There is no one-size-fits-all approach to creating a corporate culture of collaboration. Remember, what makes a painting a masterpiece is not any one brush stroke but rather many different and complimentary ones. The retention “canvas” is never a complete work of art and needs continuous attention. The following are a few strokes that just might make a difference!

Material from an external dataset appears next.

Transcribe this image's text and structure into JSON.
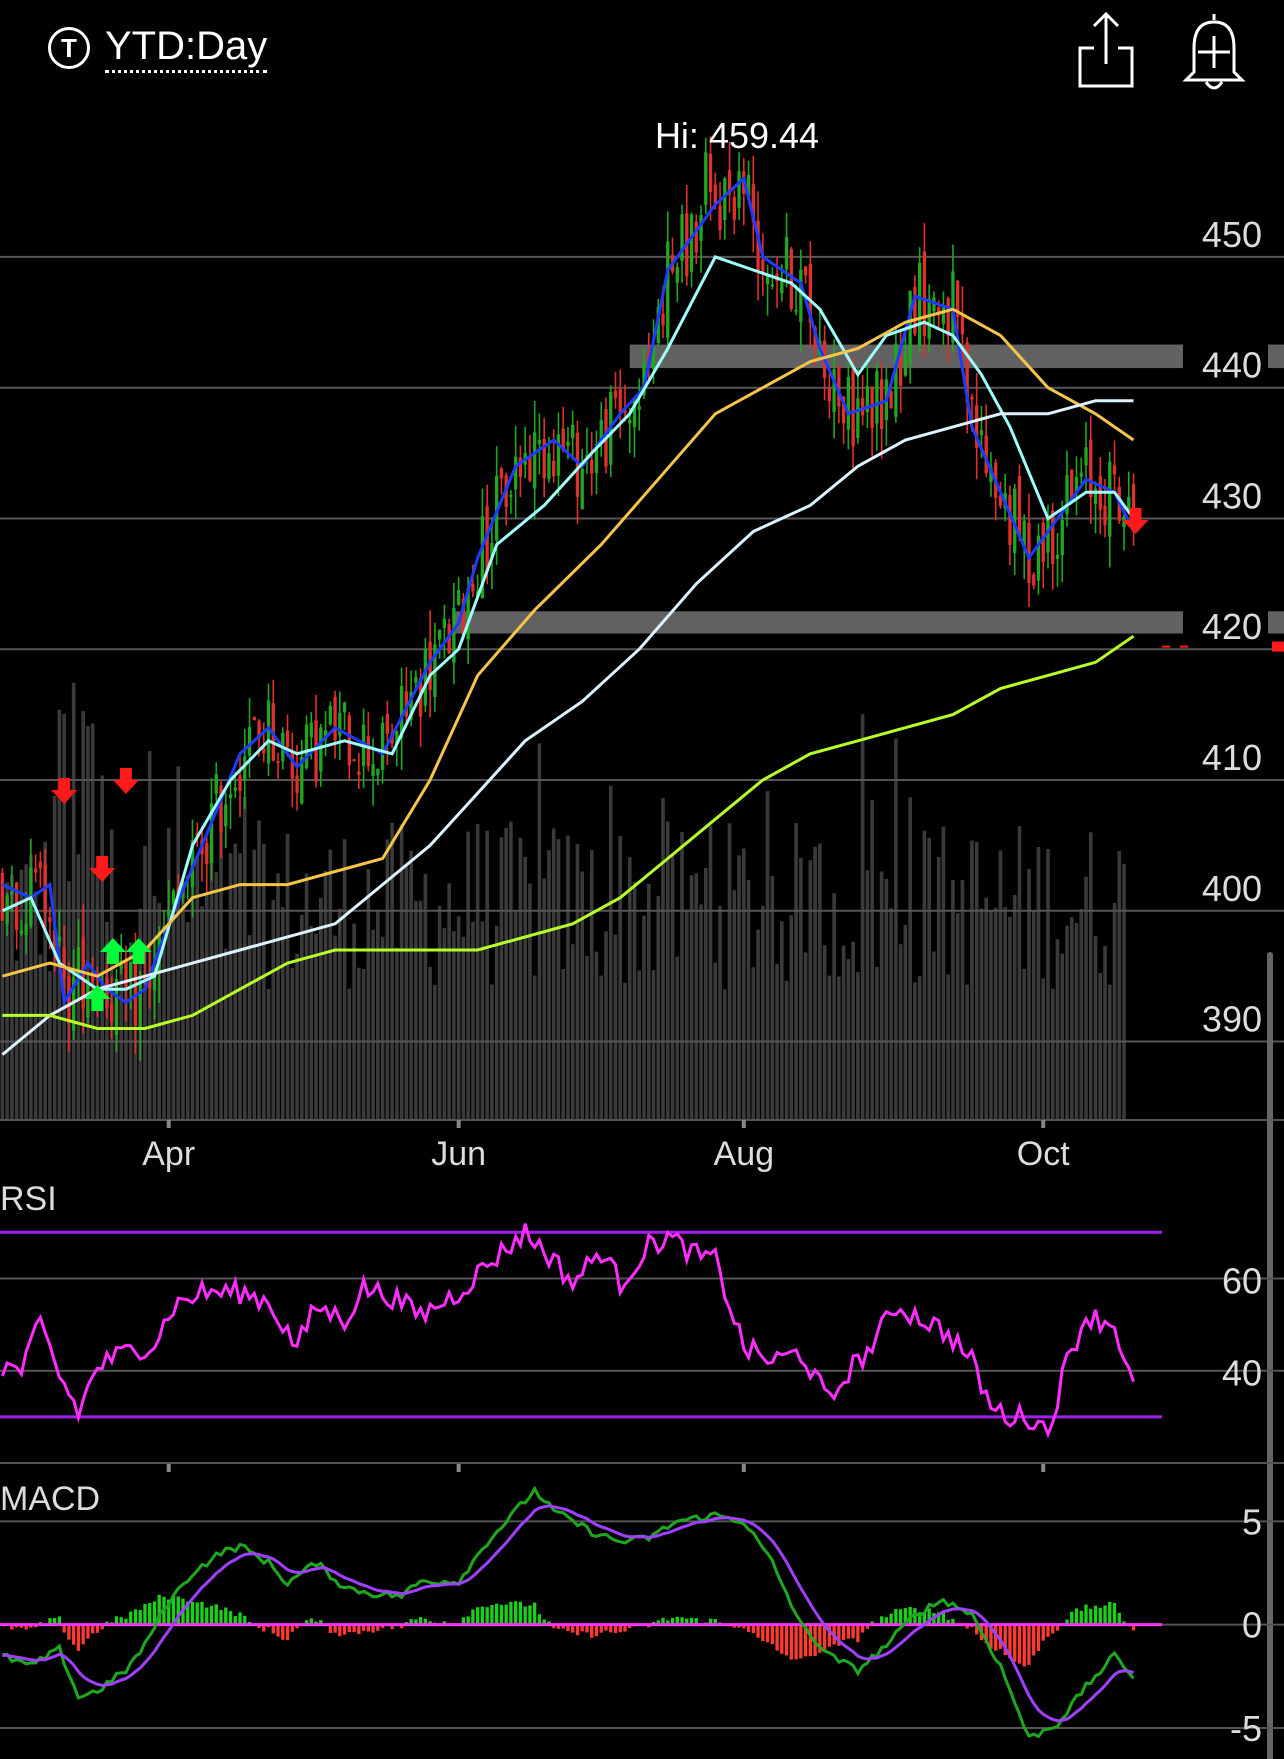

Corporate Surveys: Whether you have 1 associate or 100, a survey can provide you with great insight. Ask questions related to every dimension of your business, including technology, training, tools, culture, leadership, operations, marketing/branding, hiring, and compensation. By giving people a chance to weigh in, you get an opportunity to see potential problems and solutions. Too many leaders subscribe to the Ostrich Theory of “if I don’t ask, I won’t have to fix anything”. Giving the people the chance to feel heard, or to brainstorm solutions to a problem (that then spawns a host of additional problems), can sometimes be the solution itself!
“If I were a CEO” Sessions: Dedicate a morning meeting or lunch with your team, division or company, ask what changes they would make if they were CEO. The answers to this question will give great insight into what they think needs to be changed as well as what opportunities they think are being missed. It is important to listen to their feedback without judgment and share your opinions later.
Retention Interviews: Conduct an annual meeting with each team member and ask why they like being there and what could cause them to leave. This is a tough question to ask, but it is imperative to uncovering someone’s unhappiness before it is too late.
Corporate Charity: Adopt a local charity. Host a casino night, golf tournament, bake sale or perhaps a “blue jeans day” each week (if you don’t already have one every day!) that requires a small donation. By getting people involved in a common cause, you not only give back to the community but also create or enhance a sense of community within your office or team.